We do not sell your personal information to third parties.

5. Data Retention

We retain your personal information for as long as necessary to:

  • Provide our services and maintain your account
  • Comply with legal, accounting, and reporting requirements
  • Resolve disputes and enforce our agreements

Consent records are retained for the legally required period (typically 3-7 years depending on jurisdiction) to demonstrate compliance with privacy regulations.

6. Data Security

We implement industry-standard security measures including:

  • Encryption of data in transit (TLS 1.3) and at rest (AES-256)
  • Regular security audits and penetration testing
  • Access controls and authentication requirements
  • SOC 2 Type II and ISO 27001 compliance
  • Data center security and redundancy

7. International Data Transfers

Your information may be transferred to and processed in countries outside your residence.

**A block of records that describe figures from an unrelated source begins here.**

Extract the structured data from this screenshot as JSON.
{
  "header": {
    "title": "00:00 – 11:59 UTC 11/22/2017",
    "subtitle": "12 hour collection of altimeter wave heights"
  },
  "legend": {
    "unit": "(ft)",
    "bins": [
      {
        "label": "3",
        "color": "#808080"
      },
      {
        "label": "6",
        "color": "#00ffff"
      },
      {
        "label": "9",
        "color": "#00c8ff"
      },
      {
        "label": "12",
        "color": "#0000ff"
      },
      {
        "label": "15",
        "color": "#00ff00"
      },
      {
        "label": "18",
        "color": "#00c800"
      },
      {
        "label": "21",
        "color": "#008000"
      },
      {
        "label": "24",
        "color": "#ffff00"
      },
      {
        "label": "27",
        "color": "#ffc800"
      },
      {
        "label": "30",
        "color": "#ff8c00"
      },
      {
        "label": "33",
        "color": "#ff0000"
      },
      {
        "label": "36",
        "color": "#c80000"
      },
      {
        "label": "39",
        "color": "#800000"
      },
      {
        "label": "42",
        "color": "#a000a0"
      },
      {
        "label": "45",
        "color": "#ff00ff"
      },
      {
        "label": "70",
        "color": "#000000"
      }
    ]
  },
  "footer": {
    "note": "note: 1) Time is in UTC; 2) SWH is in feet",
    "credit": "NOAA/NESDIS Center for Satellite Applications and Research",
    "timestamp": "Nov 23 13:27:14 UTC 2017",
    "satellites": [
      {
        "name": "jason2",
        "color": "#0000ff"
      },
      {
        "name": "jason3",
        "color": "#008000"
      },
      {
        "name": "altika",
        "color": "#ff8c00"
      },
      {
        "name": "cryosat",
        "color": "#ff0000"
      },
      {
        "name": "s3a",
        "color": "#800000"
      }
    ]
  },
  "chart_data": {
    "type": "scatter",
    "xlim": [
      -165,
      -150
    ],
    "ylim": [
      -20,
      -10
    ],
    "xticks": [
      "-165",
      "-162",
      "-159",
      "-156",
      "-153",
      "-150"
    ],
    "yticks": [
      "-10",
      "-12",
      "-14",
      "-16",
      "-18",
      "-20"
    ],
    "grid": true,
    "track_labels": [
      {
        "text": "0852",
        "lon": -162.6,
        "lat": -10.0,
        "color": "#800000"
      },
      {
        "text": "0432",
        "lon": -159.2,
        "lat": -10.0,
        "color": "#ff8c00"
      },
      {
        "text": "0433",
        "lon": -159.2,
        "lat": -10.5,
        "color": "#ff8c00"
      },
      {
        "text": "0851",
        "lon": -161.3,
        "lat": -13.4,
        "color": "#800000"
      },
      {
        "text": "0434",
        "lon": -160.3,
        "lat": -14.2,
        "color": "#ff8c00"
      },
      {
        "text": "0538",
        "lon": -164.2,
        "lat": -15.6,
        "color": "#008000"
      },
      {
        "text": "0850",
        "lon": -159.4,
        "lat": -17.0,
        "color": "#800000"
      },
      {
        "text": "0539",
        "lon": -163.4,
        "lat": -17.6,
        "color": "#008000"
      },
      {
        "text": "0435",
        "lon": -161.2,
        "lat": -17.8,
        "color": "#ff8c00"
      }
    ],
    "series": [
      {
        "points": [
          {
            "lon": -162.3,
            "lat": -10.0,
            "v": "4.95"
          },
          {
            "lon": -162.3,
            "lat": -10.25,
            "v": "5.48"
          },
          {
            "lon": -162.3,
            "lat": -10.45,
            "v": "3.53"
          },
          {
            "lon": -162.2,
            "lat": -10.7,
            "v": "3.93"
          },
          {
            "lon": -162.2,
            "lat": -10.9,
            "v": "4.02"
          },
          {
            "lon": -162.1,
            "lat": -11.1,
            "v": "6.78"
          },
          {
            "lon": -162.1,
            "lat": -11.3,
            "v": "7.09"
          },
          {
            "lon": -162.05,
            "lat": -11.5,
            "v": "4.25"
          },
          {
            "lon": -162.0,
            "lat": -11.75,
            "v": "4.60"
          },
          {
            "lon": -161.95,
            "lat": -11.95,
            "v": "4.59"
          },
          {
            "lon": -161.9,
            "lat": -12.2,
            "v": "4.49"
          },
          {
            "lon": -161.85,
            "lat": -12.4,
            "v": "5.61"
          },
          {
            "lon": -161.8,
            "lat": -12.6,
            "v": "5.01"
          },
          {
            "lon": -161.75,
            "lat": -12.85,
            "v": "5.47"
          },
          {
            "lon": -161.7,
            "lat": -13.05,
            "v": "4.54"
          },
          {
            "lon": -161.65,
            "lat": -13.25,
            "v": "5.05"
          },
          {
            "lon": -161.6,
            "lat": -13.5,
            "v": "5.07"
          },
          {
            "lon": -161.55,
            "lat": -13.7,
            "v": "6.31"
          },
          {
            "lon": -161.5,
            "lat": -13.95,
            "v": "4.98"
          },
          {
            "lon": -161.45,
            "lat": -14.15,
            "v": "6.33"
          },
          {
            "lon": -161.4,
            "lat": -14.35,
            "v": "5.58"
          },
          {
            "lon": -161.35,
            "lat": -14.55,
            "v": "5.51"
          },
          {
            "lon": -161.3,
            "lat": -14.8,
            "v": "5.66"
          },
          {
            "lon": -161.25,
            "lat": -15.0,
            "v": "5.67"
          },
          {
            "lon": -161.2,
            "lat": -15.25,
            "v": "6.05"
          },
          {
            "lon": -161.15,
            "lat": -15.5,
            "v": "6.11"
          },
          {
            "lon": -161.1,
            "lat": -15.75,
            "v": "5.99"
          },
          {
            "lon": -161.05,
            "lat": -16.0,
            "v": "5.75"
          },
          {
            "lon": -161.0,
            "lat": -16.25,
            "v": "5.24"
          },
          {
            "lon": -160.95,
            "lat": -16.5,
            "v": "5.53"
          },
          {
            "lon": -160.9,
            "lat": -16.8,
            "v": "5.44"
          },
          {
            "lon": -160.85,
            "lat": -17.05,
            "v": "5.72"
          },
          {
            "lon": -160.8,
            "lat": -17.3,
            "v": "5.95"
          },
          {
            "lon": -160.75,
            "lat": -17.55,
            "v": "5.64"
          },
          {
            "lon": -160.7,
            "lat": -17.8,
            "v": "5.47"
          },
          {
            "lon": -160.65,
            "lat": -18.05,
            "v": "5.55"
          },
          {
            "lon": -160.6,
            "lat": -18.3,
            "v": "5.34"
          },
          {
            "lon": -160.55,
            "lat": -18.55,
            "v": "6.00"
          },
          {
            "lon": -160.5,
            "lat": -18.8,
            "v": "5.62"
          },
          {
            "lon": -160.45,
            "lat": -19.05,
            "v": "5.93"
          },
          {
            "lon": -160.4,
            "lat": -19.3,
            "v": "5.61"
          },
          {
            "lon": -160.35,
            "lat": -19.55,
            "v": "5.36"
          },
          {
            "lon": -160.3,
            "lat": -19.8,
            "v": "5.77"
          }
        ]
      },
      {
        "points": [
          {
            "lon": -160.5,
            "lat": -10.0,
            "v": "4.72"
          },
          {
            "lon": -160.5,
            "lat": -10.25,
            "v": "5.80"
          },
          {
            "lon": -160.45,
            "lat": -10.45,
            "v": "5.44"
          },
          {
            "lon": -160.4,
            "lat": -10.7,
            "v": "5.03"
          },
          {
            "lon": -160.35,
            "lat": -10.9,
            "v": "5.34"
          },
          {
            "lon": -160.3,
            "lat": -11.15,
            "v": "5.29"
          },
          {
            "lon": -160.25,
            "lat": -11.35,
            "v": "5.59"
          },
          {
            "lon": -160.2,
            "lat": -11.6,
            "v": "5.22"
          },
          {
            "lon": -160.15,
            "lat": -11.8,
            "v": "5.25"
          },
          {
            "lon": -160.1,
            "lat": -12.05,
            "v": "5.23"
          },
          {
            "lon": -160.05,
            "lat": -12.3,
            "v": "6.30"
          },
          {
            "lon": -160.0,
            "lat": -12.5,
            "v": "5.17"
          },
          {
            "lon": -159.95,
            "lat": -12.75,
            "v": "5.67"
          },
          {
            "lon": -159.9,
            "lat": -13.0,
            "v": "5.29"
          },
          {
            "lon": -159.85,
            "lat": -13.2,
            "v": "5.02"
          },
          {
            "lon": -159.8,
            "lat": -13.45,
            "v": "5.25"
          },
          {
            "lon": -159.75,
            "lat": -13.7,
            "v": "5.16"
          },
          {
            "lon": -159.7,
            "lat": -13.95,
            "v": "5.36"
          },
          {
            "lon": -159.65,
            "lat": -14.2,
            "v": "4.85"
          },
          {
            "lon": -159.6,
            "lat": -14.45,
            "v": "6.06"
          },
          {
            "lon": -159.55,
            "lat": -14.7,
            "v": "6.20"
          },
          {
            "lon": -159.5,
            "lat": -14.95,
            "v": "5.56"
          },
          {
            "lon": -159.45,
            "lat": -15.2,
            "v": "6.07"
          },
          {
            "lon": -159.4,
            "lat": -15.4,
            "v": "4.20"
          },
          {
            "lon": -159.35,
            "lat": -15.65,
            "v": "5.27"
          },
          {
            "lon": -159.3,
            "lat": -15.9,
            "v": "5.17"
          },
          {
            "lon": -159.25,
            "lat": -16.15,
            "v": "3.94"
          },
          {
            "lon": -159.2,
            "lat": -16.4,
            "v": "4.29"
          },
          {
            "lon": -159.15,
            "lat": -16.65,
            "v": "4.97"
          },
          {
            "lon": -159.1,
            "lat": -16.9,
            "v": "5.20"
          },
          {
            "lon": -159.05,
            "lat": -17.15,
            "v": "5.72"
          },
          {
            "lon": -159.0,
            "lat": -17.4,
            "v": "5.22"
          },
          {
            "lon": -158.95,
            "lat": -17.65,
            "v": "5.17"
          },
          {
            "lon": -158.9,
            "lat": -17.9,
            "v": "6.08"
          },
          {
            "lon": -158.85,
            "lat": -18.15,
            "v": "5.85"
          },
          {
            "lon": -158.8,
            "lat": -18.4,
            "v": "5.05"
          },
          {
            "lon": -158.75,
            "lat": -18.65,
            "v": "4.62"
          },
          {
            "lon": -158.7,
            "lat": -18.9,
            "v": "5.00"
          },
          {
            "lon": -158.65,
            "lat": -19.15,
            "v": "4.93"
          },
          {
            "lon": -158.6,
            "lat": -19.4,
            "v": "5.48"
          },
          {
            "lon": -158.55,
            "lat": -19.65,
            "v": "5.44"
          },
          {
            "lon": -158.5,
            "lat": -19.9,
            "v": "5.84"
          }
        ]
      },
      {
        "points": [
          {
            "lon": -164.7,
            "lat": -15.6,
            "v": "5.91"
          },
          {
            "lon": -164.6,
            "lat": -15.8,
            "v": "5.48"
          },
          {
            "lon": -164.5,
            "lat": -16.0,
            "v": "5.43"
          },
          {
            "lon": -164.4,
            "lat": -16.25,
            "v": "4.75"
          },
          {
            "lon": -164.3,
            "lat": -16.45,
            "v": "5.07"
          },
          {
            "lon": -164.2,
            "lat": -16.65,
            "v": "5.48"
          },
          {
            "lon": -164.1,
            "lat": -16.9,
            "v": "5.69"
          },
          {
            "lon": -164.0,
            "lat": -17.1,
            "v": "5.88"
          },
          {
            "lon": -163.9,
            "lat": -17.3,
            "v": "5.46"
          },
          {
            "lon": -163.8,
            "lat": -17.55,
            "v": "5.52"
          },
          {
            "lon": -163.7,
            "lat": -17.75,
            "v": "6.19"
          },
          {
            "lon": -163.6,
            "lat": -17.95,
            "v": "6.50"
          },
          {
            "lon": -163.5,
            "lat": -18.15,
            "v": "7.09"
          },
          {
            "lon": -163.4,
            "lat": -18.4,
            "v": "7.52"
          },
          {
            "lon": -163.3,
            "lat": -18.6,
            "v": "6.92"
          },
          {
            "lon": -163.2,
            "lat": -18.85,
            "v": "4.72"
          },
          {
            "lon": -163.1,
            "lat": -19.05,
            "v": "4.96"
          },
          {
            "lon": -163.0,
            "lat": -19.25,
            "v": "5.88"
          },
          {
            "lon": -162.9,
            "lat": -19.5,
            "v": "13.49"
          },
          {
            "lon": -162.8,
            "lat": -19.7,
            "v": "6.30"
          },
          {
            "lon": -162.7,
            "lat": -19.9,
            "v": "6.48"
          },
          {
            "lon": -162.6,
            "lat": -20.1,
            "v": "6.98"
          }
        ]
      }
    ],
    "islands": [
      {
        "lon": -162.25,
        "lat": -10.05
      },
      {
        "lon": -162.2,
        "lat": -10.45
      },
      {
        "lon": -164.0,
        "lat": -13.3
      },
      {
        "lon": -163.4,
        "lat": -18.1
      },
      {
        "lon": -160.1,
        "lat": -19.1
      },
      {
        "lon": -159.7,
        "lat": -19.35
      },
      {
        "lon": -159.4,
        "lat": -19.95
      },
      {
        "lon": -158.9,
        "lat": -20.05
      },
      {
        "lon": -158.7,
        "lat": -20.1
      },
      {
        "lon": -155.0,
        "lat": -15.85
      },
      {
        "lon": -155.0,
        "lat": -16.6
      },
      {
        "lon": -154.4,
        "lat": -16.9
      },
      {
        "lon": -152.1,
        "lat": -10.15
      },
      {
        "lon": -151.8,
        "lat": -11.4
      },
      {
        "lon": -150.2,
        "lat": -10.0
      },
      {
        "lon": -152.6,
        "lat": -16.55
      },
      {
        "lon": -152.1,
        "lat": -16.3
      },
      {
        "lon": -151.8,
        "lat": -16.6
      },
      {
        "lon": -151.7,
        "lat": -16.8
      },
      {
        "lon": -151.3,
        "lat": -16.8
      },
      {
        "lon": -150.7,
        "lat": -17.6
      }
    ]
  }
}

We ensure appropriate safeguards are in place:

  • Standard Contractual Clauses approved by the European Commission
  • Data residency options (EU data stored in Frankfurt, UK data in London, US data in Oregon)
  • Compliance with applicable data protection frameworks

8. Your Rights

Depending on your location, you may have the following rights:

8.1 GDPR Rights (EEA/UK)

  • Access: Request a copy of your personal data
  • Rectification: Correct inaccurate or incomplete data
  • Erasure: Request deletion of your data ("right to be forgotten")
  • Restriction: Limit how we process your data
  • Portability: Receive your data in a structured, machine-readable format
  • Objection: Object to processing based on legitimate interests
  • Withdraw Consent: Withdraw consent at any time where consent is the legal basis

8.2 CCPA/CPRA Rights (California)

  • Know: Learn what personal information we collect and how it's used
  • Delete: Request deletion of your personal information
  • Opt-Out: Opt out of the sale or sharing of personal information
  • Non-Discrimination: Not be discriminated against for exercising your rights
  • Correct: Request correction of inaccurate personal information
  • Limit Use: Limit use of sensitive personal information

To exercise your rights, contact us at privacy@kurabiye.io or through your account settings.

9. Cookies and Tracking

We use cookies and similar technologies for:

  • Essential Cookies: Required for platform functionality
  • Analytics Cookies: To understand usage patterns and improve our service
  • Preference Cookies: To remember your settings and preferences

You can manage cookie preferences through our consent banner or your browser settings.

10. Children's Privacy

Our services are not directed to individuals under 16 years of age. We do not knowingly collect personal information from children. If you become aware that a child has provided us with personal information, please contact us immediately.

11. Changes to This Policy

We may update this Privacy Policy from time to time. We will notify you of any material changes by:

  • Posting the new Privacy Policy on this page
  • Updating the "Last updated" date
  • Sending an email notification for significant changes

12. Contact Us

For questions about this Privacy Policy or our data practices, contact us:

Kurabiye Privacy Team

Email: privacy@kurabiye.io

Support: support@kurabiye.io

Address: Kurabiye, Data Protection Office

For GDPR-related inquiries, you may also contact your local data protection authority.